I sometimes make fun of longtime posters here for their extreme debt-aversion, but in this case I think they’re right. Pitt is a great school, but not that much greater than Marquette, and certainly 44k plus interest greater than Marquette.
44K is not huge debt. and a mountain of regret for not going to Pitt might be the flip side.
I would go to Pitt.
I think you’re right, and I know I’ll be happy at either one. Thank you!
You can only borrow $27,000. Your parents will need to borrow the rest. Even if you “promise” to pay them back, the debt is theirs, not yours. Does your Dad’s support for Pitt extend to taking out $17,000 in loans in your behalf?
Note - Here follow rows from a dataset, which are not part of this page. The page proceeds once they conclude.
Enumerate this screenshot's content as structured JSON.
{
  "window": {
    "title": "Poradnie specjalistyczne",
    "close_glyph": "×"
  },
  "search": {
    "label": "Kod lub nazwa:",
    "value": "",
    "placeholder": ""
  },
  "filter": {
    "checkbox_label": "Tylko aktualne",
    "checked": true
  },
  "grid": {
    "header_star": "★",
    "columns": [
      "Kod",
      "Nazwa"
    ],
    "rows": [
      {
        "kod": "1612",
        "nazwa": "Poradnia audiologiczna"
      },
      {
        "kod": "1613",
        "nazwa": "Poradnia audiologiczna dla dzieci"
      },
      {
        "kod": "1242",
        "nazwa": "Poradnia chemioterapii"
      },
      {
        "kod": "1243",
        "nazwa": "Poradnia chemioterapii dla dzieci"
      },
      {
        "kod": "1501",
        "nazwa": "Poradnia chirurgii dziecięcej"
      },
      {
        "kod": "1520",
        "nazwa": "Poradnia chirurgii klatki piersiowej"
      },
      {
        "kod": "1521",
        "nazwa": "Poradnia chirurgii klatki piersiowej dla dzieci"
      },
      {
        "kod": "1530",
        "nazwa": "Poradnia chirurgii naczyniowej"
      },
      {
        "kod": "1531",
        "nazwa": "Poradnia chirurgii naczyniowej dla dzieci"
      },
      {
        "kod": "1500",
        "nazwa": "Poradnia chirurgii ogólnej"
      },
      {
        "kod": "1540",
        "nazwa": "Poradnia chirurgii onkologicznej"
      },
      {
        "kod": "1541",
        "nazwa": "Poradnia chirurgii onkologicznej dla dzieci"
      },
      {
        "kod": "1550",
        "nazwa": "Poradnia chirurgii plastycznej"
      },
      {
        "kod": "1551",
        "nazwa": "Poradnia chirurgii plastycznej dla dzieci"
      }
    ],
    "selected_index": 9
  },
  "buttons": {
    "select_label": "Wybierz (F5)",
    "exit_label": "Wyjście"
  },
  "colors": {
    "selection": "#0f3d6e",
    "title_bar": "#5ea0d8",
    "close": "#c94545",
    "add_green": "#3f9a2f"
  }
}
And if the idea of striking out on your own is appealing now, how will it feel in four years when you can’t take the job in Pittsburgh (or Cincinnati, or wherever) because you need to move home with your parents so you can start paying back your loans?
You say you’d be happy at either school. Pitt is a fine school, but so is Marquette; and Marquette will offer you financial freedom in the future.
I agree that I would not weed out a school because of sibling attendance. No offense but I dont exactly know of many college gals who want to spend all their free time with their baby sibling on campus.
I would go with the cheaper option. Look at it this way, do you want want to pay for college debt when you graduate or buy a house or a car, go on a huge vacation, etc?